The exploit’s affect on Drift Protocol has been extreme. The platform’s whole worth locked collapsed from roughly $550 million to beneath $250 million, based on DefiLlama information. Drift’s native token, DRIFT, dropped practically 28%, buying and selling round $0.049—down greater than 98% from its November 2024 all-time excessive of $2.60.

Drift confirmed the assault on X, stating it had suspended deposits and withdrawals and was coordinating with safety corporations, bridges, and exchanges to include the incident.
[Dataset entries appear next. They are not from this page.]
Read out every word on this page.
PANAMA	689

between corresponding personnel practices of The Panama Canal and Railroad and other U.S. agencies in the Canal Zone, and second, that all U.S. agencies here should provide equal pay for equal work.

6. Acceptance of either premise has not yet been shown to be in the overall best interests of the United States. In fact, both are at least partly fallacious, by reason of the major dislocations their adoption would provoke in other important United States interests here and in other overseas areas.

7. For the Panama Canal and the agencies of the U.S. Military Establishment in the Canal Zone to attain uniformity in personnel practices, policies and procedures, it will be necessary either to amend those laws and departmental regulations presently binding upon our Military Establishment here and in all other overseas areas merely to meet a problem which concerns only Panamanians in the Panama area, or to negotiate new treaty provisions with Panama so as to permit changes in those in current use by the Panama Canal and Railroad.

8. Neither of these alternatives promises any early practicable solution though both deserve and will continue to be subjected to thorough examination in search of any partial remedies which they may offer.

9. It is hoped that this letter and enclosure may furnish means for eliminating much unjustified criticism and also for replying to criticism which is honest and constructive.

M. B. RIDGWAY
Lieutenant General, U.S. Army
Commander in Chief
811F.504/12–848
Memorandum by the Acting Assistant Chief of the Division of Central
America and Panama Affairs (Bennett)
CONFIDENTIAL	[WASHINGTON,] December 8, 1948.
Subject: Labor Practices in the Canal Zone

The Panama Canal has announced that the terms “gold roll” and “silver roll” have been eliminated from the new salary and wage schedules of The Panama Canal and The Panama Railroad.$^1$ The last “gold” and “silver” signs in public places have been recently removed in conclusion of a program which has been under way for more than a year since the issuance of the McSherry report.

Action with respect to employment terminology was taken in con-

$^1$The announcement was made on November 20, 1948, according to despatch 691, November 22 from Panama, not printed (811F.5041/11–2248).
The attacker quickly swapped stolen belongings into USDC and bridged them from Solana to Ethereum, with on-chain investigator ZachXBT reporting that over $230 million in USDC was bridged by way of Circle’s CCTP throughout 100+ transactions over roughly six hours—with no intervention from Circle, drawing sharp criticism from the crypto community.

Publicly traded Solana treasury corporations Ahead Industries and DeFi Growth Corp confirmed their treasuries weren’t impacted, whereas pockets supplier Phantom applied person warnings.

As Guillemet stated, “Finally, safety is not only about code audits. It’s about giving operators and customers the correct info on the proper time.”

The $230 million query for the {industry} is whether or not it would deal with this as one other remoted incident—or because the sample it clearly is.

Additionally Learn: The First 24 Hours After a Crypto Hack: A Minute-by-Minute Breakdown

Disclaimer: The knowledge researched and reported by The Crypto Instances is for informational functions solely and isn’t an alternative to skilled monetary recommendation. Investing in crypto belongings entails vital threat as a result of market volatility. At all times Do Your Personal Analysis (DYOR) and seek the advice of with a professional Monetary Advisor earlier than making any funding choices.